The first Protestant minister to take an interest in the religious affairs of Native Americans, Reverend John Eliot, began his attempts to convert the Indians in this month in 1846. He came to be known as ‘The Apostle of The Indians.’

November also saw the entrance to King Tutankhamen’s Tomb being discovered in 1922. It was in this month that Ellis Island received its last immigrant in 1954. The Suez Canal was opened on the 17th, in 1869.

Catholics weren’t permitted to eat meat on a Friday in former times but US Catholic bishops decided to dispense with the rule in November 1966 and the hierarchy in other countries followed suit.

On the technology front, the US Weather bureau began operating in the 1870’s. The Soviets launched Sputnik 2 in November 1957 and the first stereo radio appeared in the same month in 1955. The first long distance telephone call without the assistance of an operator, took place on November 10th. 1951.

Operator assisted calls continued to be the norm in this country into the 1970’s. An important medical advance occurred with the patenting of the first artificial leg in November 1846.

Nowadays, many athletes rely on prosthetic limbs to enable them to participate in sporting competitions. I recall seeing a dancer on TV last year who actually danced on ice using artificial legs. It made me reflect how helpless some of the rest of us are as we struggle to keep our balance, even though we have our own natural limbs!


November has been called the ‘dark month’ of the year and not without reason. Daylight is disappearing rapidly, outdoor work is slowing down and lamps are being lit earlier each evening. One Senior used to comment perennially, “Soon there’ll be no day in it at all.”

Storytelling was highly rated in this country at all times but when November came the darker side of life seem to take possession of men’s minds.

Nowadays people dress up as witches or goblins at Hallowe’en but this didn’t really happen when we were children.

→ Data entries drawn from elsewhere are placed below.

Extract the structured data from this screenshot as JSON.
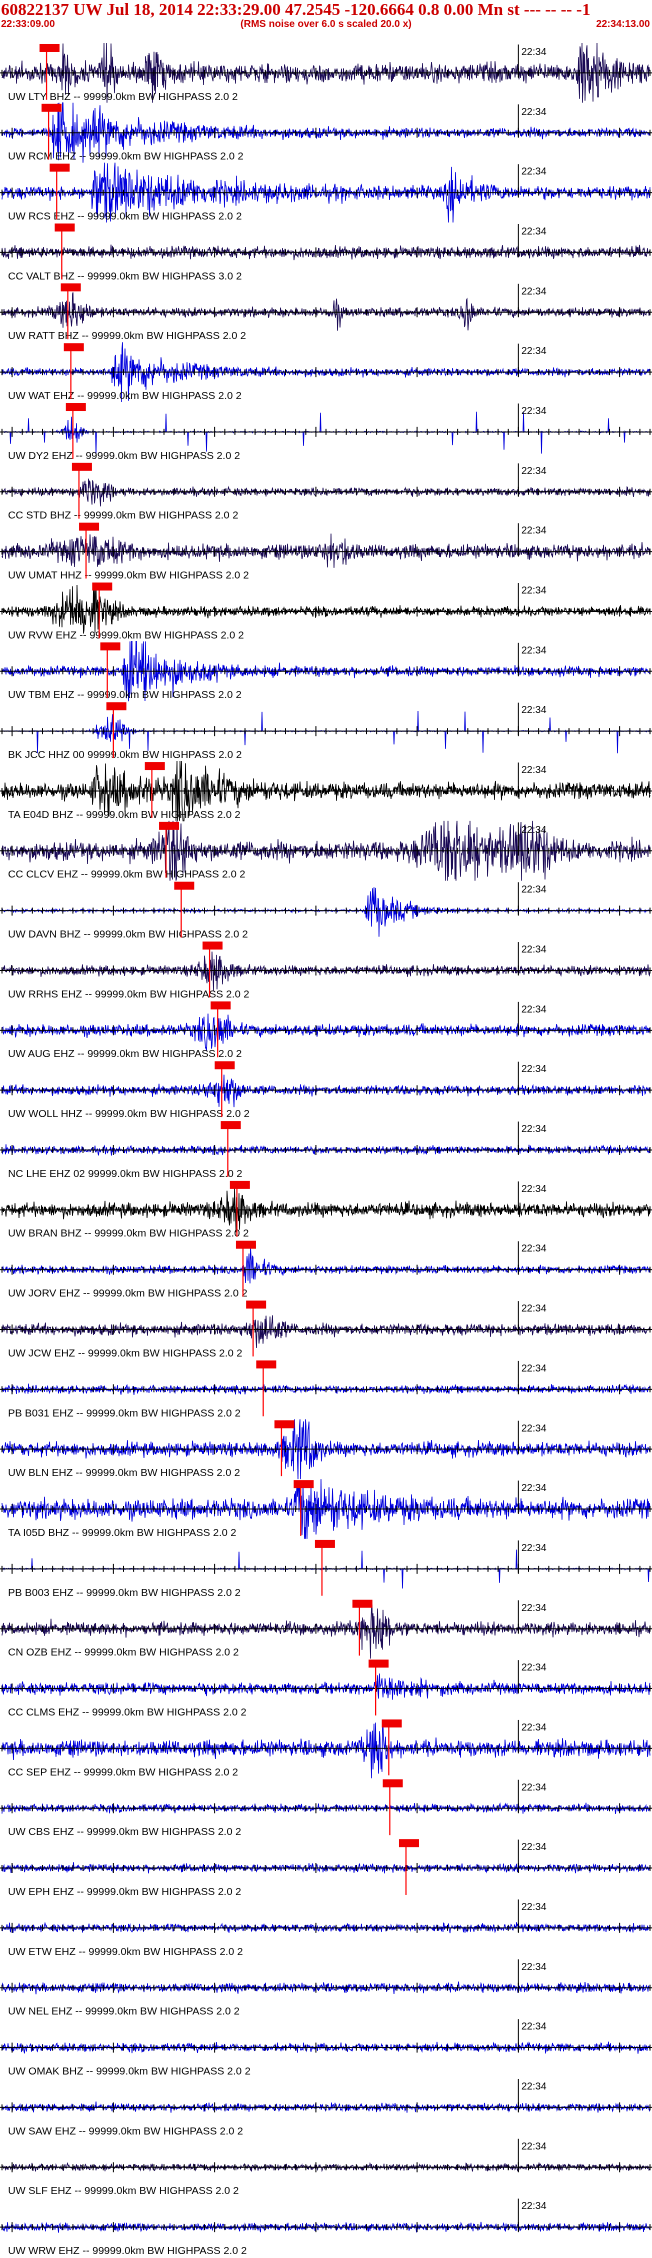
{
  "header": {
    "title": "60822137 UW Jul 18, 2014 22:33:29.00   47.2545 -120.6664  0.8 0.00 Mn st --- -- --   -1",
    "subtitle": "(RMS noise over 6.0 s scaled 20.0 x)",
    "start_time": "22:33:09.00",
    "end_time": "22:34:13.00",
    "minute_tick_label": "22:34"
  },
  "colors": {
    "header_text": "#cc0000",
    "trace_blue": "#0000dd",
    "trace_navy": "#1a0a55",
    "trace_black": "#000000",
    "axis": "#000000",
    "pick_line": "#ff0000",
    "pick_box": "#ee0000"
  },
  "chart_data": {
    "type": "line",
    "title": "60822137 UW Jul 18, 2014 22:33:29.00   47.2545 -120.6664  0.8 0.00 Mn st --- -- --   -1",
    "x_range": [
      "22:33:09.00",
      "22:34:13.00"
    ],
    "x_unit": "seconds",
    "x_duration_s": 64,
    "minute_mark": "22:34",
    "series": [
      {
        "label": "UW LTY BHZ -- 99999.0km BW  HIGHPASS  2.0  2",
        "color": "navy",
        "pick_s": 4.4,
        "style": "bursts",
        "amp": 0.3,
        "events": [
          [
            6,
            1.3,
            1
          ],
          [
            10,
            1.7,
            1
          ],
          [
            14.4,
            1.6,
            1.3
          ],
          [
            57,
            1.5,
            4
          ]
        ]
      },
      {
        "label": "UW RCM EHZ -- 99999.0km BW  HIGHPASS  2.0  2",
        "color": "blue",
        "pick_s": 4.6,
        "style": "quake",
        "amp": 0.15,
        "events": [
          [
            5,
            1.1,
            12
          ]
        ]
      },
      {
        "label": "UW RCS EHZ -- 99999.0km BW  HIGHPASS  2.0  2",
        "color": "blue",
        "pick_s": 5.4,
        "style": "quake",
        "amp": 0.2,
        "events": [
          [
            9,
            1.0,
            14
          ],
          [
            44,
            0.9,
            3
          ]
        ]
      },
      {
        "label": "CC VALT BHZ -- 99999.0km BW  HIGHPASS  3.0  2",
        "color": "navy",
        "pick_s": 5.9,
        "style": "noise",
        "amp": 0.18,
        "events": []
      },
      {
        "label": "UW RATT BHZ -- 99999.0km BW  HIGHPASS  2.0  2",
        "color": "navy",
        "pick_s": 6.5,
        "style": "noise",
        "amp": 0.14,
        "events": [
          [
            7,
            0.5,
            3
          ],
          [
            33,
            0.4,
            1
          ],
          [
            46,
            0.7,
            1
          ]
        ]
      },
      {
        "label": "UW WAT EHZ -- 99999.0km BW  HIGHPASS  2.0  2",
        "color": "blue",
        "pick_s": 6.8,
        "style": "quake",
        "amp": 0.12,
        "events": [
          [
            11,
            0.9,
            8
          ]
        ]
      },
      {
        "label": "UW DY2 EHZ -- 99999.0km BW  HIGHPASS  2.0  2",
        "color": "blue",
        "pick_s": 7.0,
        "style": "spiky",
        "amp": 0.05,
        "events": [
          [
            7,
            0.4,
            2
          ]
        ]
      },
      {
        "label": "CC STD BHZ -- 99999.0km BW  HIGHPASS  2.0  2",
        "color": "navy",
        "pick_s": 7.6,
        "style": "noise",
        "amp": 0.12,
        "events": [
          [
            9,
            0.4,
            3
          ]
        ]
      },
      {
        "label": "UW UMAT HHZ -- 99999.0km BW  HIGHPASS  2.0  2",
        "color": "navy",
        "pick_s": 8.3,
        "style": "noise",
        "amp": 0.22,
        "events": [
          [
            9,
            0.4,
            6
          ],
          [
            33,
            0.4,
            3
          ]
        ]
      },
      {
        "label": "UW RVW EHZ -- 99999.0km BW  HIGHPASS  2.0  2",
        "color": "black",
        "pick_s": 9.6,
        "style": "noise",
        "amp": 0.15,
        "events": [
          [
            8,
            0.8,
            5
          ]
        ]
      },
      {
        "label": "UW TBM EHZ -- 99999.0km BW  HIGHPASS  2.0  2",
        "color": "blue",
        "pick_s": 10.4,
        "style": "quake",
        "amp": 0.15,
        "events": [
          [
            12,
            1.4,
            7
          ]
        ]
      },
      {
        "label": "BK JCC HHZ 00 99999.0km BW  HIGHPASS  2.0  2",
        "color": "blue",
        "pick_s": 11.0,
        "style": "spiky",
        "amp": 0.04,
        "events": [
          [
            11,
            0.5,
            3
          ]
        ]
      },
      {
        "label": "TA E04D BHZ -- 99999.0km BW  HIGHPASS  2.0  2",
        "color": "black",
        "pick_s": 14.8,
        "style": "quake",
        "amp": 0.25,
        "events": [
          [
            9,
            0.7,
            8
          ],
          [
            17,
            1.1,
            6
          ]
        ]
      },
      {
        "label": "CC CLCV EHZ -- 99999.0km BW  HIGHPASS  2.0  2",
        "color": "navy",
        "pick_s": 16.2,
        "style": "noise",
        "amp": 0.3,
        "events": [
          [
            17,
            0.9,
            3
          ],
          [
            45,
            1.2,
            6
          ],
          [
            52,
            0.8,
            5
          ]
        ]
      },
      {
        "label": "UW DAVN BHZ -- 99999.0km BW  HIGHPASS  2.0  2",
        "color": "blue",
        "pick_s": 17.7,
        "style": "quake",
        "amp": 0.04,
        "events": [
          [
            36,
            1.0,
            5
          ]
        ]
      },
      {
        "label": "UW RRHS EHZ -- 99999.0km BW  HIGHPASS  2.0  2",
        "color": "navy",
        "pick_s": 20.5,
        "style": "noise",
        "amp": 0.15,
        "events": [
          [
            21,
            0.5,
            3
          ]
        ]
      },
      {
        "label": "UW AUG EHZ -- 99999.0km BW  HIGHPASS  2.0  2",
        "color": "blue",
        "pick_s": 21.3,
        "style": "noise",
        "amp": 0.18,
        "events": [
          [
            21,
            0.6,
            3
          ]
        ]
      },
      {
        "label": "UW WOLL HHZ -- 99999.0km BW  HIGHPASS  2.0  2",
        "color": "blue",
        "pick_s": 21.7,
        "style": "noise",
        "amp": 0.15,
        "events": [
          [
            22,
            0.5,
            3
          ]
        ]
      },
      {
        "label": "NC LHE EHZ 02 99999.0km BW  HIGHPASS  2.0  2",
        "color": "blue",
        "pick_s": 22.3,
        "style": "noise",
        "amp": 0.12,
        "events": []
      },
      {
        "label": "UW BRAN BHZ -- 99999.0km BW  HIGHPASS  2.0  2",
        "color": "black",
        "pick_s": 23.2,
        "style": "noise",
        "amp": 0.22,
        "events": [
          [
            23,
            0.5,
            3
          ]
        ]
      },
      {
        "label": "UW JORV EHZ -- 99999.0km BW  HIGHPASS  2.0  2",
        "color": "blue",
        "pick_s": 23.8,
        "style": "quake",
        "amp": 0.12,
        "events": [
          [
            24,
            0.9,
            2
          ]
        ]
      },
      {
        "label": "UW JCW EHZ -- 99999.0km BW  HIGHPASS  2.0  2",
        "color": "navy",
        "pick_s": 24.8,
        "style": "noise",
        "amp": 0.18,
        "events": [
          [
            26,
            0.5,
            3
          ]
        ]
      },
      {
        "label": "PB B031 EHZ -- 99999.0km BW  HIGHPASS  2.0  2",
        "color": "blue",
        "pick_s": 25.8,
        "style": "noise",
        "amp": 0.12,
        "events": []
      },
      {
        "label": "UW BLN EHZ -- 99999.0km BW  HIGHPASS  2.0  2",
        "color": "blue",
        "pick_s": 27.6,
        "style": "noise",
        "amp": 0.22,
        "events": [
          [
            29.5,
            1.0,
            3
          ]
        ]
      },
      {
        "label": "TA I05D BHZ -- 99999.0km BW  HIGHPASS  2.0  2",
        "color": "blue",
        "pick_s": 29.5,
        "style": "quake",
        "amp": 0.3,
        "events": [
          [
            29,
            1.1,
            9
          ]
        ]
      },
      {
        "label": "PB B003 EHZ -- 99999.0km BW  HIGHPASS  2.0  2",
        "color": "blue",
        "pick_s": 31.6,
        "style": "spiky",
        "amp": 0.05,
        "events": []
      },
      {
        "label": "CN OZB EHZ -- 99999.0km BW  HIGHPASS  2.0  2",
        "color": "navy",
        "pick_s": 35.3,
        "style": "noise",
        "amp": 0.2,
        "events": [
          [
            37,
            0.7,
            3
          ]
        ]
      },
      {
        "label": "CC CLMS EHZ -- 99999.0km BW  HIGHPASS  2.0  2",
        "color": "blue",
        "pick_s": 36.9,
        "style": "quake",
        "amp": 0.18,
        "events": [
          [
            37,
            0.5,
            4
          ]
        ]
      },
      {
        "label": "CC SEP EHZ -- 99999.0km BW  HIGHPASS  2.0  2",
        "color": "blue",
        "pick_s": 38.2,
        "style": "noise",
        "amp": 0.25,
        "events": [
          [
            37,
            1.0,
            2
          ]
        ]
      },
      {
        "label": "UW CBS EHZ -- 99999.0km BW  HIGHPASS  2.0  2",
        "color": "blue",
        "pick_s": 38.3,
        "style": "noise",
        "amp": 0.12,
        "events": []
      },
      {
        "label": "UW EPH EHZ -- 99999.0km BW  HIGHPASS  2.0  2",
        "color": "blue",
        "pick_s": 39.9,
        "style": "noise",
        "amp": 0.12,
        "events": []
      },
      {
        "label": "UW ETW EHZ -- 99999.0km BW  HIGHPASS  2.0  2",
        "color": "blue",
        "pick_s": null,
        "style": "noise",
        "amp": 0.12,
        "events": []
      },
      {
        "label": "UW NEL EHZ -- 99999.0km BW  HIGHPASS  2.0  2",
        "color": "blue",
        "pick_s": null,
        "style": "noise",
        "amp": 0.14,
        "events": []
      },
      {
        "label": "UW OMAK BHZ -- 99999.0km BW  HIGHPASS  2.0  2",
        "color": "blue",
        "pick_s": null,
        "style": "noise",
        "amp": 0.13,
        "events": []
      },
      {
        "label": "UW SAW EHZ -- 99999.0km BW  HIGHPASS  2.0  2",
        "color": "blue",
        "pick_s": null,
        "style": "noise",
        "amp": 0.12,
        "events": []
      },
      {
        "label": "UW SLF EHZ -- 99999.0km BW  HIGHPASS  2.0  2",
        "color": "navy",
        "pick_s": null,
        "style": "noise",
        "amp": 0.1,
        "events": []
      },
      {
        "label": "UW WRW EHZ -- 99999.0km BW  HIGHPASS  2.0  2",
        "color": "blue",
        "pick_s": null,
        "style": "noise",
        "amp": 0.12,
        "events": []
      }
    ]
  }
}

‘Trick or treat’ games were all the fashion then. We loved to disguise ourselves and call to the neighbours’ houses, performing songs or recitations.

In return we received small sums of money or ‘goodies’ such as fruit, sweets or chocolate. We also took great delight in fireside sagas, even though we found some of them terribly scary. Were the tellers trying to frighten the life out of us, or did they truly believe the sagas that they were recounting?

Perhaps they got a kick out delving into the occult and they just wanted to share their experiences with their listeners? Did they, as some of them claimed, have personal encounters with spectral entities from another dimension?